太皇太后继续说:“光是这些也还罢了,还不止等他身子骨壮一些,能走跑了,又开始料理各种事情,先是王府翻修,你看那园子好吧,就是专为你修的。”
“也是为了重新理出个头绪,府里的事都生疏了。”予翀解释道。
太皇太后不看他,对柳乐说:“不管是为什么罢,他就是自己的事要自己操心的脾气。别小看了建这皇宫王府,费了多少工夫,各项事情有多少人在里头出力?他就全凭自己一人策划,又劳身,又劳神。还有他那封地上的事情,他不是刚刚回来么?那时我不叫他去,我说你病才好,长途奔波太辛苦,找人替你瞧过、禀报你就罢了。他不肯,不放心别人,说:‘迟早都要去一趟,不如早去,我快去快回,还赶回来成亲呢。我可不愿意娶了媳妇又出门去。’我听了也是个理,才放他去了。”
“所以我说,只有你这个人,才牵得住他。”太皇太后看着柳乐,看得她低低垂下头去。
第35章 天下的人根本就没有比她美的
“唉。”太皇太后长长叹一口气, “还没说最难的最难的是他不记得事、不记得人了。
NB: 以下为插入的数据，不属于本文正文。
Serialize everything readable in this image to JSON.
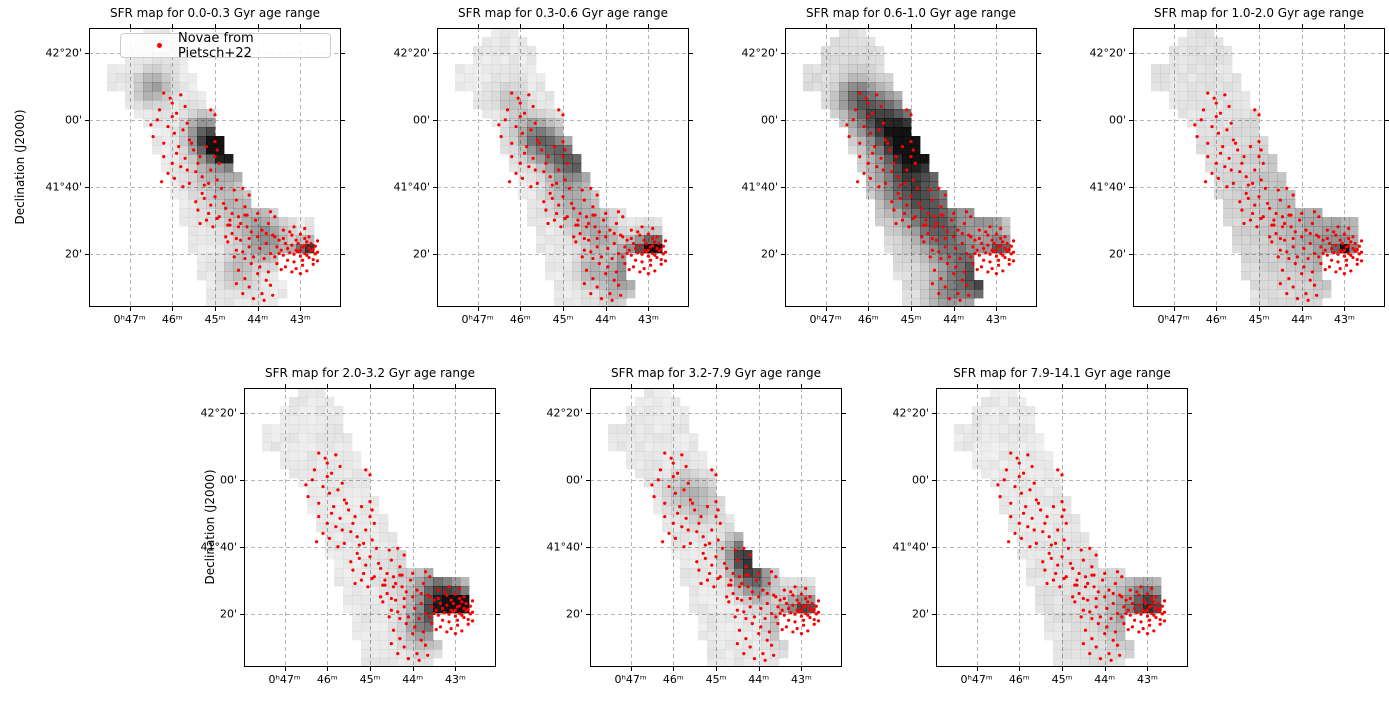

他醒来初时,险些连自己是谁都不知,遣人去请他皇兄, 见了虽知道是皇上, 可他们做兄弟的事情却全不晓得了。见了我也一样他看我们这些人, 都和陌路人一般。我让人把前头的事慢慢告诉他,指望他能想起来, 也不管用。我想罢了, 他不记得我, 我记得他, 他总是我的孙儿。
“翀儿的生母先前是贵妃,和他母后是叔伯姐妹, 唉, 可惜年纪轻轻的,在生他妹妹时没了, 所以翀儿是五六岁起就跟在我身边,我把他养大。他说过的话,做的事情, 一桩桩我都记得。他想事情想得苦时, 便用手指支在额上, 姿势和他的祖父一模一样, 如今他还有这习惯,我一见就说, 好, 好, 你把你祖母忘了没关系,只要不是痴傻了就行, 便是痴傻了,留得一条命在也好。如今有命在,又不痴不傻,好好一个全乎人,又能做许多事,能与我说话,让我时时看见,我还有什么不足?我心里怎么不高兴?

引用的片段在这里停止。